We can definitely do that. However, I want to mention that this isn’t a home built switch. This is a enterprise level switch. There are things that this will just do better. Most home built stuff will have a very small backplane 2Gbit-8Gbit max, while this will do over 56Gbit/sec on the back plane.
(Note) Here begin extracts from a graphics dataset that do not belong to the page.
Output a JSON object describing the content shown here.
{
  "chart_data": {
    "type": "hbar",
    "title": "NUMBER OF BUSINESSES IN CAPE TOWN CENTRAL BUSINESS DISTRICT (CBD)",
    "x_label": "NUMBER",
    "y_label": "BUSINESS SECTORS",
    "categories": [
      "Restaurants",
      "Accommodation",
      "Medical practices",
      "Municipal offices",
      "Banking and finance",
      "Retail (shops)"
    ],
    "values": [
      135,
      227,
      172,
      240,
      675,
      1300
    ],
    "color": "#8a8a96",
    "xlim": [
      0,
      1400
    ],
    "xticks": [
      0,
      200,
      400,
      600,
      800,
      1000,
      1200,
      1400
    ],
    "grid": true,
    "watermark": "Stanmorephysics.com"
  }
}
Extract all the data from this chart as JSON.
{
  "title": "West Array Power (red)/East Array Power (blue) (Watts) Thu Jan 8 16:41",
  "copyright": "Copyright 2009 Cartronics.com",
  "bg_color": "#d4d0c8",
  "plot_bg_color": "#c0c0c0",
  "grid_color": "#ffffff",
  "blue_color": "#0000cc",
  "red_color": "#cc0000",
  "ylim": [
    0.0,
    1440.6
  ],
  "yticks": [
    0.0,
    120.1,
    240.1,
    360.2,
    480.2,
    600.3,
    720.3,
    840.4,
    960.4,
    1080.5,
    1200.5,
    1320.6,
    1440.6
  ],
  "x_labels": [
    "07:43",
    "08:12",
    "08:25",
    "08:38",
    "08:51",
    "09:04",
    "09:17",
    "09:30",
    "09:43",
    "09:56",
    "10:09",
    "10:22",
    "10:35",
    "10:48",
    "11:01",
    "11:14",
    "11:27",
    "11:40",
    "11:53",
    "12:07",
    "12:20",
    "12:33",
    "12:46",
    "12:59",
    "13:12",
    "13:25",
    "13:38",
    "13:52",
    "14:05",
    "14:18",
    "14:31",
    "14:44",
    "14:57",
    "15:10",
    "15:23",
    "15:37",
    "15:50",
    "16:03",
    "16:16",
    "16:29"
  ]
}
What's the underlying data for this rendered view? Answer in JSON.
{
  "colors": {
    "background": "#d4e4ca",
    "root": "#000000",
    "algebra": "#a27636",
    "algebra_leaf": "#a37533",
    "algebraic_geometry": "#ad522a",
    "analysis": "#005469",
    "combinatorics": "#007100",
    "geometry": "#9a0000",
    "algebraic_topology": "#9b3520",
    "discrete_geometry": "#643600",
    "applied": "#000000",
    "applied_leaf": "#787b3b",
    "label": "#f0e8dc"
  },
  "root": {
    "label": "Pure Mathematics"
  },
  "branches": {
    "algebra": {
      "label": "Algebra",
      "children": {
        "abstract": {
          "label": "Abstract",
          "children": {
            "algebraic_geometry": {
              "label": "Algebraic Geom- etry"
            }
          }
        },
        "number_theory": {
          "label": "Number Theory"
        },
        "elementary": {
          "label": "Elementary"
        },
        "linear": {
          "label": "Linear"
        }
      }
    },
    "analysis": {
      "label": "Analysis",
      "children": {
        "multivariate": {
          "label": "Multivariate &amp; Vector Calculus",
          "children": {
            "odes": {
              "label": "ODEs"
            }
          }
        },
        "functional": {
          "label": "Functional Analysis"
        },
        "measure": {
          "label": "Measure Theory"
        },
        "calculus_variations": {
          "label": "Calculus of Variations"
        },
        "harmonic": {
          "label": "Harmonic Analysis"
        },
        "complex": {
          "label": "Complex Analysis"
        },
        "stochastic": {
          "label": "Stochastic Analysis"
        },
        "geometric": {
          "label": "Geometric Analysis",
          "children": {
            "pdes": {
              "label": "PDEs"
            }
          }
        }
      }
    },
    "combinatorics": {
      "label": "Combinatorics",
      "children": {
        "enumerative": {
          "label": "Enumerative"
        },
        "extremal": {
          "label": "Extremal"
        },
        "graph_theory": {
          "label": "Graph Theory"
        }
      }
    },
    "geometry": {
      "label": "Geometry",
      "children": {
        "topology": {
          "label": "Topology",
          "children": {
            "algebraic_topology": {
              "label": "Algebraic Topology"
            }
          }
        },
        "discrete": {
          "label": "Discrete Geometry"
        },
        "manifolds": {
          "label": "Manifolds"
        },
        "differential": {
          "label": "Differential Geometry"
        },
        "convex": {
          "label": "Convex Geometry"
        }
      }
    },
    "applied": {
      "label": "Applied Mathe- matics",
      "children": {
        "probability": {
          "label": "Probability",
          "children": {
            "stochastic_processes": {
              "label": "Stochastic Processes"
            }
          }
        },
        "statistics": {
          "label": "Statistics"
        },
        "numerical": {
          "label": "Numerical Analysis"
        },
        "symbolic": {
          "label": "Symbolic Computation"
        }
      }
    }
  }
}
My follow up review will show what this thing will do 24/7 365. We’ve just put this switch into production 🙂
You can certainly compare x86 home-built router with enterprise-level performance and features (e.g. Vyatta) to big-name routers that does the same thing. But this is a switch; there are no home-built possibilities here.
Yeah. While this will do some static routing for you, it shouldn’t be used as a router. This should be used in conjunction with a router.